The end is nigh! We have finally reached part 6 of our series along with the end of my personal 12 week targeted training plan for my attempt at “The World’s Toughest Footrace”, the Badwater 135 mile ultramarathon. It looks to be even more difficult this year due to the extreme temperatures out west. Everything has gone well so far and I am excited to get started and give it my best.
This final article is going to contain a plan (or program) that you can follow in order to improve your physical, emotional and spiritual states. Like I promised you a couple of weeks ago, it is very doable with only about an hour per day recommended.
On to the plan…..
First, you will need to put in 20-30 minutes of physical exercise. That can include ANYTHING that you enjoy and want to do. You can walk, do yoga, lift weights, cross-train, or whatever. It just needs to be targeted exercise. Mowing the yard or working in the garden are good things to do but do not count. You need to specifically do something focusing on your physical well-being. In addition to that, you need to follow a structured eating plan. It does not have to be a fancy diet. I personally conduct a 12 hour fast each night (I eat breakfast at least 12 hours after my last bite of dinner), avoid caffeine, and limit processed sugars. You have to design a plan that works for you based on your lifestyle. Following an eating plan also makes you feel accountable for what you put in your body. Make this as elaborate or as simple as you want. If you mess up, then do better the next day.
Secondly, you need to spend 15-20 minutes per day reading a book. Yes, a book. A book made of paper that you can hold in your hand. Many people recommend a self-help text but if you can improve your mental state by reading Steven King, then so be it. Reading activates your mind and helps you retain focus when you face difficult activities. We are all readers if we find something that we are interested in. Magazines do not count (too many pictures) nor do books on your phone or Kindle. Electronic devices lead to too many distractions and that is exactly what you are trying to avoid during this time.
Lastly, I recommend 15-20 minutes of spiritual time.
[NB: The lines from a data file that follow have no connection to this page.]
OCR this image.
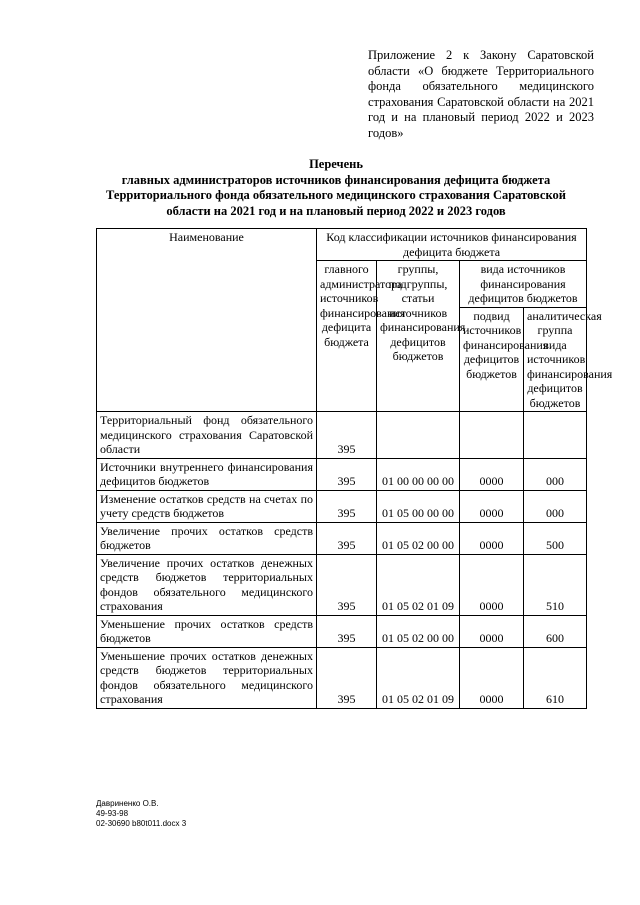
Приложение 2 к Закону Саратовской области «О бюджете Территориального фонда обязательного медицинского страхования Саратовской области на 2021 год и на плановый период 2022 и 2023 годов»
Перечень
главных администраторов источников финансирования дефицита бюджета
Территориального фонда обязательного медицинского страхования Саратовской
области на 2021 год и на плановый период 2022 и 2023 годов
Наименование	Код классификации источников финансирования дефицита бюджета			
	главного администратора источников финансирования дефицита бюджета	группы, подгруппы, статьи источников финансирования дефицитов бюджетов	вида источников финансирования дефицитов бюджетов	
			подвид источников финансирования дефицитов бюджетов	аналитическая группа вида источников финансирования дефицитов бюджетов
Территориальный фонд обязательного медицинского страхования Саратовской области	395			
Источники внутреннего финансирования дефицитов бюджетов	395	01 00 00 00 00	0000	000
Изменение остатков средств на счетах по учету средств бюджетов	395	01 05 00 00 00	0000	000
Увеличение прочих остатков средств бюджетов	395	01 05 02 00 00	0000	500
Увеличение прочих остатков денежных средств бюджетов территориальных фондов обязательного медицинского страхования	395	01 05 02 01 09	0000	510
Уменьшение прочих остатков средств бюджетов	395	01 05 02 00 00	0000	600
Уменьшение прочих остатков денежных средств бюджетов территориальных фондов обязательного медицинского страхования	395	01 05 02 01 09	0000	610
Давриненко О.В.
49-93-98
02-30690 b80t011.docx 3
This can be time spent in prayer, reading the Bible, meditating or even listening to spiritual music or messages. It simply needs to be something that makes you think deeply about who you are and what you want your life to be like.
Now for the cool part! You can actually combine some of these together!
Reading a holy text could count as emotional and spiritual. Praying while running could be physical and spiritual. You might even be able to set your book up on your treadmill and read while you are walking to knock out your physical and emotional training. However, if you do this, still try to get your one total hour in per day. Don’t try to cut the total time down by combining activities because you are defeating the purpose. A 30 minute work-out followed by 30 minutes of reading a devotional would cover all three areas and add up to an hour. Be creative with how you divide up that hour but you are the one in charge.
The key thing is to not quit. You will absolutely have days when you do not meet your goals. Do better the next day. Never give up by thinking that one bad day ruins everything. It does not. Stay consistent and you will absolutely see changes in your life.
A final word. In order for something to become a habit, you need to keep at it for a minimum of 6 months. If you start now, by the time New Year’s comes around, you will have no need for those silly “resolutions” we talked about back in part 1. You will have already changed your life for the good….and maybe you will be happy!